Il y a dans l’œuvre de
Rodin des sculptures qui sont « encore plus vivantes que les autres, s'il
est possible », ce sont L'Age d'Airain et le Saint-Jean-Baptiste : toutes les œuvres de Rodin « produisent l'impression de la
chair réelle ; toutes respirent, mais celle-ci se meuvent ». À quoi Rodin
réplique :
« Elles peuvent en effet
compter parmi celles dont j'ai le plus accentué la mimique. J'en ai d'ailleurs
créé d'autres dont l'animation n'est pas moins frappante : mes Bourgeois de
Calais, mon Balzac, mon Homme qui marche, par exemple.
Et même dans celles de
mes œuvres dont l'action est moins accusée, j'ai toujours cherché à mettre
quelques indication de geste : il est bien rare que j'aie représenté le repos
complet. J'ai toujours essayé de rendre les sentiments intérieurs par la
mobilité des muscles.
Il n'est pas jusqu'à mes
bustes auxquels je n'aie souvent donné quelque inclinaison, quelque obliquité,
quelque direction expressive pour augmenter la signification de la physionomie.

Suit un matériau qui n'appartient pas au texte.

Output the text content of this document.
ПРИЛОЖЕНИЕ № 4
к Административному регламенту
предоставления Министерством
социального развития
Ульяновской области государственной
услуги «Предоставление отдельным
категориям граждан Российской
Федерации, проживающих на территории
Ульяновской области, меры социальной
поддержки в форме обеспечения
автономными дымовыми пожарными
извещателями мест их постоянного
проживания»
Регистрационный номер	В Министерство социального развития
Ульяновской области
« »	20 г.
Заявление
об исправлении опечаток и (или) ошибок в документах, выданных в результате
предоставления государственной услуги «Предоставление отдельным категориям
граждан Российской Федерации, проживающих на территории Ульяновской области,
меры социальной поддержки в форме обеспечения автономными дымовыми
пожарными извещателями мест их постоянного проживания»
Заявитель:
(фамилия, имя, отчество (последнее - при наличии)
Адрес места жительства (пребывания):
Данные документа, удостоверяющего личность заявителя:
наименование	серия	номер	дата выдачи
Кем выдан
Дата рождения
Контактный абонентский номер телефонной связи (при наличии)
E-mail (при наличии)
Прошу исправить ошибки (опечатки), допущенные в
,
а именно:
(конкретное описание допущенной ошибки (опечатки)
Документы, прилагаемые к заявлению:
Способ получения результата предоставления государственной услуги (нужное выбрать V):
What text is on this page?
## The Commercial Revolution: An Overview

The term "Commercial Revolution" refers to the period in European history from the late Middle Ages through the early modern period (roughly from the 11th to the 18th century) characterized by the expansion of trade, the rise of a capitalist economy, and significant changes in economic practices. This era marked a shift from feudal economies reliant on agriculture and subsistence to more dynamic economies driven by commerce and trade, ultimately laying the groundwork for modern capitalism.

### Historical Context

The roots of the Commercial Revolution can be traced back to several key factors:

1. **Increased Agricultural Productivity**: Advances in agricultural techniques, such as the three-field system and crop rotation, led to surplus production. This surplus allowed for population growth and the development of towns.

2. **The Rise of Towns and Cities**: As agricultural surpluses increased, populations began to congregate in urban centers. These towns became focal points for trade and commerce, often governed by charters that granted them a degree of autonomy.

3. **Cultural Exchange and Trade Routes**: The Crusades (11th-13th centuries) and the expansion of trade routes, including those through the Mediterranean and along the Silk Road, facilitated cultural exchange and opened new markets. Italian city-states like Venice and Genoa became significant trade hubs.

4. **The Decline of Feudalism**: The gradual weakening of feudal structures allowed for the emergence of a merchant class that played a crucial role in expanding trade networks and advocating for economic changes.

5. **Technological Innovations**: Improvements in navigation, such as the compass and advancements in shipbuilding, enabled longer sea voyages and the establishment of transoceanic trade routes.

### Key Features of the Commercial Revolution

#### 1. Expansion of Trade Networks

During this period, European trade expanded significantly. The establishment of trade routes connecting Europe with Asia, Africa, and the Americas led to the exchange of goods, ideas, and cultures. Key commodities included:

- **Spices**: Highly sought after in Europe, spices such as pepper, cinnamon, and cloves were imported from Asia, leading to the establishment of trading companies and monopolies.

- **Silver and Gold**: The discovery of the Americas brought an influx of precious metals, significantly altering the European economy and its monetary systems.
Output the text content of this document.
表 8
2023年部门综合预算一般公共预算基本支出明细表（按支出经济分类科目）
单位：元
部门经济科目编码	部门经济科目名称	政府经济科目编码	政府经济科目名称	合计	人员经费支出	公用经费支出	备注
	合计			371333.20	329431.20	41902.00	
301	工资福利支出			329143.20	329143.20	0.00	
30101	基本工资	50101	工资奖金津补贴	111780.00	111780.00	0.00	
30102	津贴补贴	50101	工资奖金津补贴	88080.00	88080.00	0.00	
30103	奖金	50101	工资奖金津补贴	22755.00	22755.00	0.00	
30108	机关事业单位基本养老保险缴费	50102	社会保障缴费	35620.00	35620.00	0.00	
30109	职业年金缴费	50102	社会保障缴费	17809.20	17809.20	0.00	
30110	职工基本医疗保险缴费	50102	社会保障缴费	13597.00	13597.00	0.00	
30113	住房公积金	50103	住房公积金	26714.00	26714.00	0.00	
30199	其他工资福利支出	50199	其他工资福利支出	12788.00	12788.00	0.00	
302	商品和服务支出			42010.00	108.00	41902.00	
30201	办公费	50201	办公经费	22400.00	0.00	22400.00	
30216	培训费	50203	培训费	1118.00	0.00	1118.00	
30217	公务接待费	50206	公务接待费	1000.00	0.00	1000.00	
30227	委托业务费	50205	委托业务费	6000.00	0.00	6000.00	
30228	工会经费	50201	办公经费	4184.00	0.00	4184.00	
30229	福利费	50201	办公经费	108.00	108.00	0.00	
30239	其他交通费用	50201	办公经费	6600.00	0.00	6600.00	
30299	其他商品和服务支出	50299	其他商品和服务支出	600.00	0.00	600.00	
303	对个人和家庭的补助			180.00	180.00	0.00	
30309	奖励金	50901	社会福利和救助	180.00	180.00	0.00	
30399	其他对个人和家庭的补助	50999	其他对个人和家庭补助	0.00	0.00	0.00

L'art n'existe pas sans la vie. Qu'un statuaire veuille interpréter la joie, la douleur, une passion quelconque, il ne saurait nous émouvoir que si d'abord il sait faire vivre les êtres qu'il évoque. Car que serait pour nous la joie ou la douleur d'un objet inerte, … d'un bloc de pierre ? Or l'illusion de la vie s'obtient dans notre art par le bon modelé et par le mouvement. Ces deux qualités sont comme le sang et le souffle de toutes les belles œuvres. »
La question posée est
celle de la représentation du mouvement par les moyens de l'art inerte de la
sculpture. « Il me semble qu'il y a un peu de sorcellerie dans cette science de
faire remuer le bronze. » «Comment des masses d'airain ou de pierre semblent
réellement bouger, comment des figures évidemment immobiles paraissent agir et
même se livrer à de très violents efforts » ?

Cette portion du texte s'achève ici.